AI can now decide whether you get a mortgage, how long you go to prison and whether you’re evicted from public housing for minor rule breaches. These systems scan the transactions you make online, influence the products you buy and mediate the information you consume.
But this is just the start. AI chatbots weren’t widely used 18 months ago; now researchers can produce long-form videos from a prompt. AI agents, which work without needing constant human oversight, already exist (for example, your social media feed), but the next frontier, their mass proliferation, is almost here.
At my company, we’re enthusiastic about what agentic AI can do, but we also understand firsthand how it can be misused and exacerbate the harms that we already see from less powerful AI systems.
A just society prepares for this. It doesn’t allow the powerful to take risks at our expense or exploit gaps in the law, the way banks and lenders did when they raked in wild profits while undermining financial markets.
But we’re falling shamefully behind on meaningful accountability. Elon Musk’s Tesla can sell cars with a feature called “full self-driving” and yet avoid responsibility when the feature causes a crash. Imagine if airlines or aircraft manufacturers could deny liability for crashing planes. This failure also explains why courts can still use AI to decide prison sentences, despite the demonstrated unreliability of such systems, and why law enforcement agencies use AI to predict crime, incorrectly and with racial bias, despite congressional scrutiny.
Most proposed AI laws ignore oversight and liability, instead trying to make the AI systems themselves safe. But this doesn’t make sense — you can’t make AI inherently safe, just as you can’t make power drills or cars or computers inherently safe. We need to use our laws and regulations to minimize long-term risks by addressing near-term harms.
To do this we need to make much better use of our existing institutions to regulate AI. I see three main priorities.
First, banning harmful actions. Governments and agencies should not surveil citizens without explicit justification, just as police cannot invade your home without a warrant.
Second, enshrining rights of explanation. The 1970 Supreme Court ruling Goldberg v. Kelly held that the government can’t arbitrarily withhold benefits without a right of explanation and appeal. As AI decision-making becomes more pervasive, we need to enshrine a similar right for the judgments that govern the most important areas of our lives.
Third, we need to bolster our liability doctrines. The legal principle that if you hurt someone you need to remedy the harm is centuries old — but we seem strangely reluctant to apply the same principle to AI companies. This is a mistake.
A simple but powerful idea is to make AI developers above a certain threshold strictly liable for the misuse of their products, just as we have for injuries that are caused by product defects. We can soften this with a safe harbor for companies to register ambiguous uses, conditioned on accepting government oversight and guidelines. Combined with an outright ban on egregious applications, putting the cost of AI’s harms on the people and companies causing it can shield us from the bulk of what can go wrong.

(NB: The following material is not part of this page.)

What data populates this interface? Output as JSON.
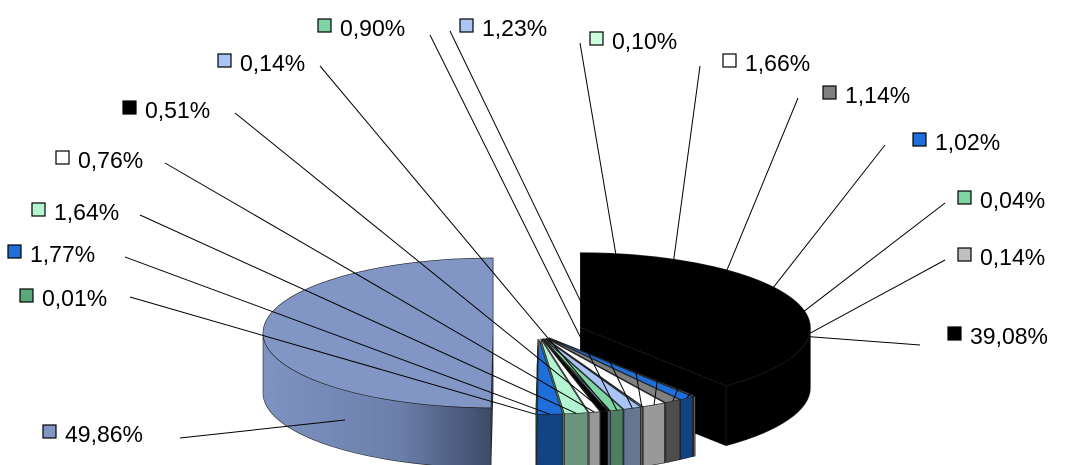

As builders of powerful AI systems, we reject the argument that laws governing AI will hold us back. It’s the opposite. Good rules level the playing field. They take the burden off individual entities to fight for the public good, instead letting us focus on building things that people find valuable in their lives within clear parameters mandated by a democratic process.
The reason to chase the wild dream of AI is to create a world worth celebrating. Better laws will help ensure that future includes everyone — not just the handful of billionaires who control it today.